Re: finding continuous range

From: admin <admin_at_nehalem.net>
Date: Mon, 14 May 2001 22:26:39 -0700
Message-ID: <tg1fggosnmi8e2_at_news.supernews.com>


"Jan Hidders" <hidders_at_REMOVE.THIS.win.tue.nl> wrote in message news:9dpaso$kb2$1_at_news.tue.nl...
>
> Amazing, isn't it. :-) Extending this so it works for several
> generators is left to the reader as an exercize.
>

Many thanks Jan for your excellent help. The code won't be an exercise but an actual production system. The real system actually has data at the date, hour, and minute level with many more columns and attributive relationships. Your wizard insight that produces the dates view set me on the right track.

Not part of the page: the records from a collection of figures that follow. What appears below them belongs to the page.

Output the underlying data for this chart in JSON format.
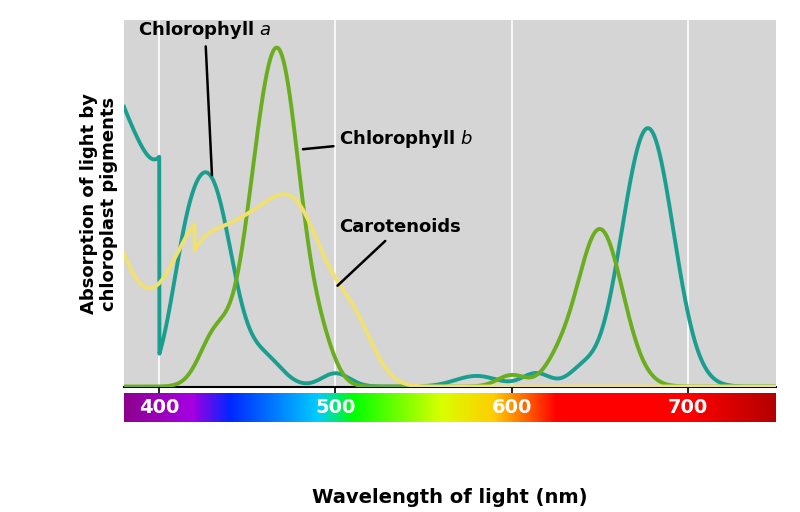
{
  "xlabel": "Wavelength of light (nm)",
  "ylabel": "Absorption of light by\nchloroplast pigments",
  "xmin": 380,
  "xmax": 750,
  "background_color": "#d5d5d5",
  "fig_background": "#ffffff",
  "curve_colors": {
    "chl_a": "#1a9e8f",
    "chl_b": "#6aad1e",
    "carotenoids": "#f0e070"
  },
  "xticks": [
    400,
    500,
    600,
    700
  ],
  "lw": 2.8
}
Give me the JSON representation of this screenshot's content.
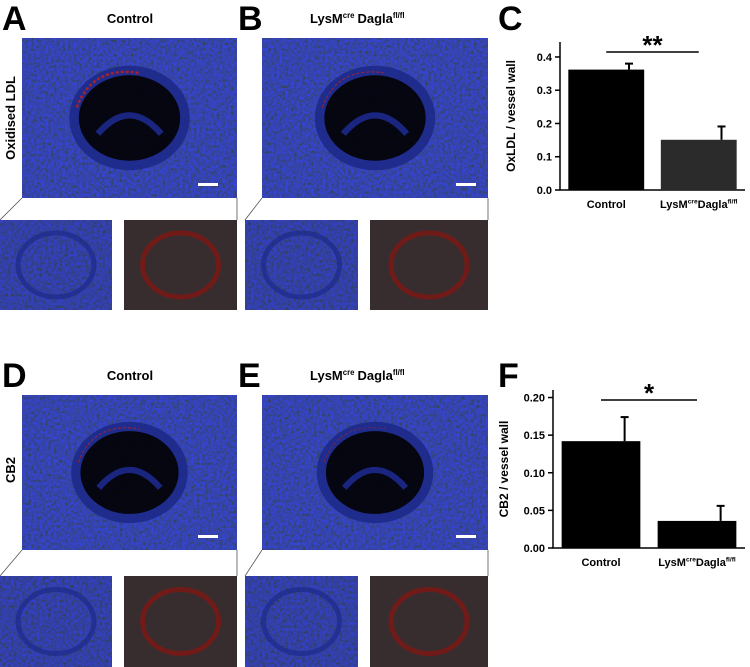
{
  "panels": {
    "letters": [
      "A",
      "B",
      "C",
      "D",
      "E",
      "F"
    ],
    "control_title": "Control",
    "knockout_title": [
      "LysM",
      {
        "sup": "cre"
      },
      "Dagla",
      {
        "sup": "fl/fl"
      }
    ],
    "row_labels": [
      "Oxidised LDL",
      "CB2"
    ]
  },
  "chart_data": [
    {
      "type": "bar",
      "ylabel": "OxLDL / vessel wall",
      "categories": [
        "Control",
        [
          "LysM",
          {
            "sup": "cre"
          },
          "Dagla",
          {
            "sup": "fl/fl"
          }
        ]
      ],
      "values": [
        0.362,
        0.151
      ],
      "errors": [
        0.018,
        0.04
      ],
      "colors": [
        "#000000",
        "#2b2b2b"
      ],
      "ylim": [
        0,
        0.445
      ],
      "yticks": [
        {
          "value": 0,
          "label": "0.0"
        },
        0.1,
        0.2,
        0.3,
        0.4
      ],
      "significance": "**"
    },
    {
      "type": "bar",
      "ylabel": "CB2 / vessel wall",
      "categories": [
        "Control",
        [
          "LysM",
          {
            "sup": "cre"
          },
          "Dagla",
          {
            "sup": "fl/fl"
          }
        ]
      ],
      "values": [
        0.142,
        0.036
      ],
      "errors": [
        0.032,
        0.02
      ],
      "colors": [
        "#000000",
        "#000000"
      ],
      "ylim": [
        0,
        0.21
      ],
      "yticks": [
        {
          "value": 0,
          "label": "0.00"
        },
        0.05,
        {
          "value": 0.1,
          "label": "0.10"
        },
        0.15,
        {
          "value": 0.2,
          "label": "0.20"
        }
      ],
      "significance": "*"
    }
  ]
}
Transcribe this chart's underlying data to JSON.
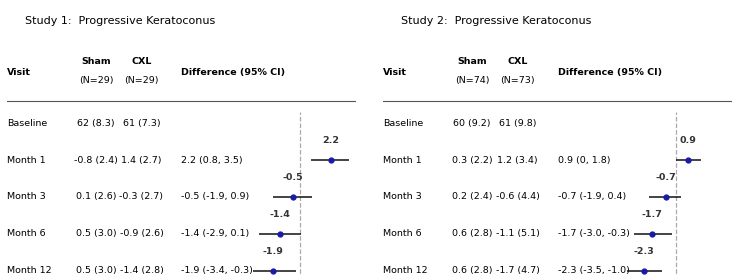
{
  "study1": {
    "title": "Study 1:  Progressive Keratoconus",
    "col_sham": "Sham\n(N=29)",
    "col_cxl": "CXL\n(N=29)",
    "col_diff": "Difference (95% CI)",
    "rows": [
      {
        "visit": "Baseline",
        "sham": "62 (8.3)",
        "cxl": "61 (7.3)",
        "diff": "",
        "est": null,
        "lo": null,
        "hi": null,
        "label": ""
      },
      {
        "visit": "Month 1",
        "sham": "-0.8 (2.4)",
        "cxl": "1.4 (2.7)",
        "diff": "2.2 (0.8, 3.5)",
        "est": 2.2,
        "lo": 0.8,
        "hi": 3.5,
        "label": "2.2"
      },
      {
        "visit": "Month 3",
        "sham": "0.1 (2.6)",
        "cxl": "-0.3 (2.7)",
        "diff": "-0.5 (-1.9, 0.9)",
        "est": -0.5,
        "lo": -1.9,
        "hi": 0.9,
        "label": "-0.5"
      },
      {
        "visit": "Month 6",
        "sham": "0.5 (3.0)",
        "cxl": "-0.9 (2.6)",
        "diff": "-1.4 (-2.9, 0.1)",
        "est": -1.4,
        "lo": -2.9,
        "hi": 0.1,
        "label": "-1.4"
      },
      {
        "visit": "Month 12",
        "sham": "0.5 (3.0)",
        "cxl": "-1.4 (2.8)",
        "diff": "-1.9 (-3.4, -0.3)",
        "est": -1.9,
        "lo": -3.4,
        "hi": -0.3,
        "label": "-1.9"
      }
    ]
  },
  "study2": {
    "title": "Study 2:  Progressive Keratoconus",
    "col_sham": "Sham\n(N=74)",
    "col_cxl": "CXL\n(N=73)",
    "col_diff": "Difference (95% CI)",
    "rows": [
      {
        "visit": "Baseline",
        "sham": "60 (9.2)",
        "cxl": "61 (9.8)",
        "diff": "",
        "est": null,
        "lo": null,
        "hi": null,
        "label": ""
      },
      {
        "visit": "Month 1",
        "sham": "0.3 (2.2)",
        "cxl": "1.2 (3.4)",
        "diff": "0.9 (0, 1.8)",
        "est": 0.9,
        "lo": 0.0,
        "hi": 1.8,
        "label": "0.9"
      },
      {
        "visit": "Month 3",
        "sham": "0.2 (2.4)",
        "cxl": "-0.6 (4.4)",
        "diff": "-0.7 (-1.9, 0.4)",
        "est": -0.7,
        "lo": -1.9,
        "hi": 0.4,
        "label": "-0.7"
      },
      {
        "visit": "Month 6",
        "sham": "0.6 (2.8)",
        "cxl": "-1.1 (5.1)",
        "diff": "-1.7 (-3.0, -0.3)",
        "est": -1.7,
        "lo": -3.0,
        "hi": -0.3,
        "label": "-1.7"
      },
      {
        "visit": "Month 12",
        "sham": "0.6 (2.8)",
        "cxl": "-1.7 (4.7)",
        "diff": "-2.3 (-3.5, -1.0)",
        "est": -2.3,
        "lo": -3.5,
        "hi": -1.0,
        "label": "-2.3"
      }
    ]
  },
  "xlim": [
    -4,
    4
  ],
  "xticks": [
    -4,
    -2,
    0,
    2,
    4
  ],
  "dot_color": "#1a1aaa",
  "line_color": "#111111",
  "dash_color": "#aaaaaa",
  "label_color": "#333333",
  "bg_color": "#ffffff",
  "border_color": "#555555",
  "font_size": 6.8,
  "title_font_size": 8.0
}
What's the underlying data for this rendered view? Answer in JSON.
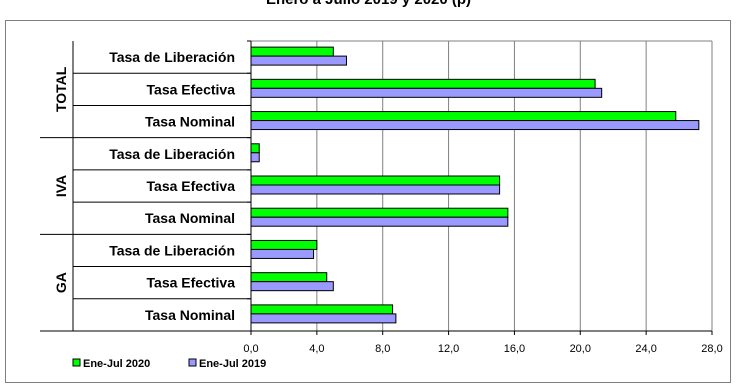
{
  "chart_data": {
    "type": "bar",
    "orientation": "horizontal",
    "title": "Enero a Julio 2019 y 2020 (p)",
    "groups": [
      "TOTAL",
      "IVA",
      "GA"
    ],
    "categories": [
      {
        "group": "TOTAL",
        "label": "Tasa de Liberación"
      },
      {
        "group": "TOTAL",
        "label": "Tasa Efectiva"
      },
      {
        "group": "TOTAL",
        "label": "Tasa Nominal"
      },
      {
        "group": "IVA",
        "label": "Tasa de Liberación"
      },
      {
        "group": "IVA",
        "label": "Tasa Efectiva"
      },
      {
        "group": "IVA",
        "label": "Tasa Nominal"
      },
      {
        "group": "GA",
        "label": "Tasa de Liberación"
      },
      {
        "group": "GA",
        "label": "Tasa Efectiva"
      },
      {
        "group": "GA",
        "label": "Tasa Nominal"
      }
    ],
    "series": [
      {
        "name": "Ene-Jul 2020",
        "color": "#00ff00",
        "values": [
          5.0,
          20.9,
          25.8,
          0.5,
          15.1,
          15.6,
          4.0,
          4.6,
          8.6
        ]
      },
      {
        "name": "Ene-Jul 2019",
        "color": "#9999ff",
        "values": [
          5.8,
          21.3,
          27.2,
          0.5,
          15.1,
          15.6,
          3.8,
          5.0,
          8.8
        ]
      }
    ],
    "xlim": [
      0,
      28
    ],
    "xticks": [
      "0,0",
      "4,0",
      "8,0",
      "12,0",
      "16,0",
      "20,0",
      "24,0",
      "28,0"
    ],
    "grid": true,
    "legend_position": "bottom-left"
  }
}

I got the best performance from my particular system by instantating the view as a temp table and only including those dates which are also for the rows which have the max(megawatts) for that particular start or end point in time. By then joining back to the original schedules to get the max(megawatts) between the new start and end datetimes I get the correct continuous overlaps AND the correct megawatts of "uncovered " schedules for which I had not inserted the begin and end datetimes since they were not the max(megawatts) for their start and end times AND I produce no schedules for times between which there are no underlying schedules. All done with just two passes of the data (three if you count the union).